# Dwarf

A **dwarf** is a periodic scale obtained by sequentially mapping odd harmonics (1, 3, 5, 7, …) using a regular temperament. A dwarf is a kind of detempered scale. The name *dwarf* refers to the fact that you are choosing for each degree the smallest Tenney height. Dwarf scales often produce results which are rich harmonically, with a tendency to favor otonalities over utonalities.

## Construction

Suppose *V* is a val ⟨*n* …] whose first coordinate is a positive integer *n*, and suppose the coordinates of the val, reduced modulo *n*, are distinct. An example would be ⟨12 19 28 34]; reduced mod 12 this is ⟨0 7 4 10] and 0, 7, 4, and 10 are all distinct. Starting from 1, take the odd positive integers in order of increasing size, 1, 3, 5, 7, … and map them by the val *V*, reducing the result mod *n*. If this number (from 0 to (*n* - 1)) has not appeared before, add the odd positive integer to a set. When *n* values have been obtained and no further additions are possible, take the resulting set and reduce its elements to an octave. The result is Dwarf(*V*), the dwarf scale resulting from the val *V*.

## Example

Of particular interest are dwarf scales resulting from equal temperament vals which are epimorphic for the val *V*, but even vals far removed from an equal temperament will produce a scale.

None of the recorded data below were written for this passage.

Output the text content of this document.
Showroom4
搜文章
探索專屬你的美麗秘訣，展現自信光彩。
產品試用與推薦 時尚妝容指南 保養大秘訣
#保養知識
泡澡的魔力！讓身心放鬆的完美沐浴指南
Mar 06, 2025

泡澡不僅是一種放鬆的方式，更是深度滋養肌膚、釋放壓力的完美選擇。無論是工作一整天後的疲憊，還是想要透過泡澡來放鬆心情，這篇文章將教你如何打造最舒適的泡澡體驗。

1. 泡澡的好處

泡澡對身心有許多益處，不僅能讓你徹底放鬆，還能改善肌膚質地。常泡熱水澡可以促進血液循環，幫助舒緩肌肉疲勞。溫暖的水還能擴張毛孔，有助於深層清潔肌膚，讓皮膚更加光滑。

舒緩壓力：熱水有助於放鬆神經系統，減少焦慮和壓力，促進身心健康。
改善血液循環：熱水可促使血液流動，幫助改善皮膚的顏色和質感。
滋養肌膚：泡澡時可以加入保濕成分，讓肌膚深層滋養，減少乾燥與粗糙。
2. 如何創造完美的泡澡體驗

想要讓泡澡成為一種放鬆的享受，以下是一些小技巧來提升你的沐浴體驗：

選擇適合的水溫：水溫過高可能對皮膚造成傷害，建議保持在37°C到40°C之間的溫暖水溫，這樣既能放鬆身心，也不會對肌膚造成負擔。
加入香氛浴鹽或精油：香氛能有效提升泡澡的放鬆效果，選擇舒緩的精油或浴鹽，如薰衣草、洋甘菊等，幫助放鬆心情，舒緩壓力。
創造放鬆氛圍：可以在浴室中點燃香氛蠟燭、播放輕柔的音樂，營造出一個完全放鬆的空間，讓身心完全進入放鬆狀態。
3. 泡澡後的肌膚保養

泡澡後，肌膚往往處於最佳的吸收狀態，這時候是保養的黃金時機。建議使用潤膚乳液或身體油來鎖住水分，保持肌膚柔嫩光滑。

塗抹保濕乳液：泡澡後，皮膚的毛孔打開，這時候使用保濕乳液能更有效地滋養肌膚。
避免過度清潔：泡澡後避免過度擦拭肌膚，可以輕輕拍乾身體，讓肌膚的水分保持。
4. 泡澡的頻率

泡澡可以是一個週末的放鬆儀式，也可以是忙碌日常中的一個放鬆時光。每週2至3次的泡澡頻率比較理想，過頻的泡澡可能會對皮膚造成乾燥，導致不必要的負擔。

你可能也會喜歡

Let us construct a JI dwarf by the patent val *V* = ⟨12 19 28 34] of 12et. As is shown above, 3/2 is mapped to 7\12, 5/4 to 4\12, and 7/4 to 10\12; we add these octave-reduced harmonics to the scale. We also have 9/8 mapped to 2\12. The next odd harmonic implied by the val is 15, which, after octave reduction, is mapped to 11\12. Follow the same process: 21/16 ~ 5\12, 25/16 ~ 7\12, and 27/16 ~ 8\12. Then there is 35/32 ~ 2\12, the same as ~9/8, so we reject it. Continuing on, we add 45/32 ~ 6\12, reject 49/32 ~ 8\12 which is the same as ~27/16, add 75/64 ~ 3\12, reject 81/64, 105/64, and 125/64, and add 135/128 ~ 1\12. With 135/128, we have added the last scale step of this 12-tone scale so the result is

- 135/128, 9/8, 75/64, 5/4, 21/16, 45/32, 3/2, 27/16, 7/4, 15/8, 2/1

And that is exactly Dwarf12 7, the dwarf of 12et in the 7-limit.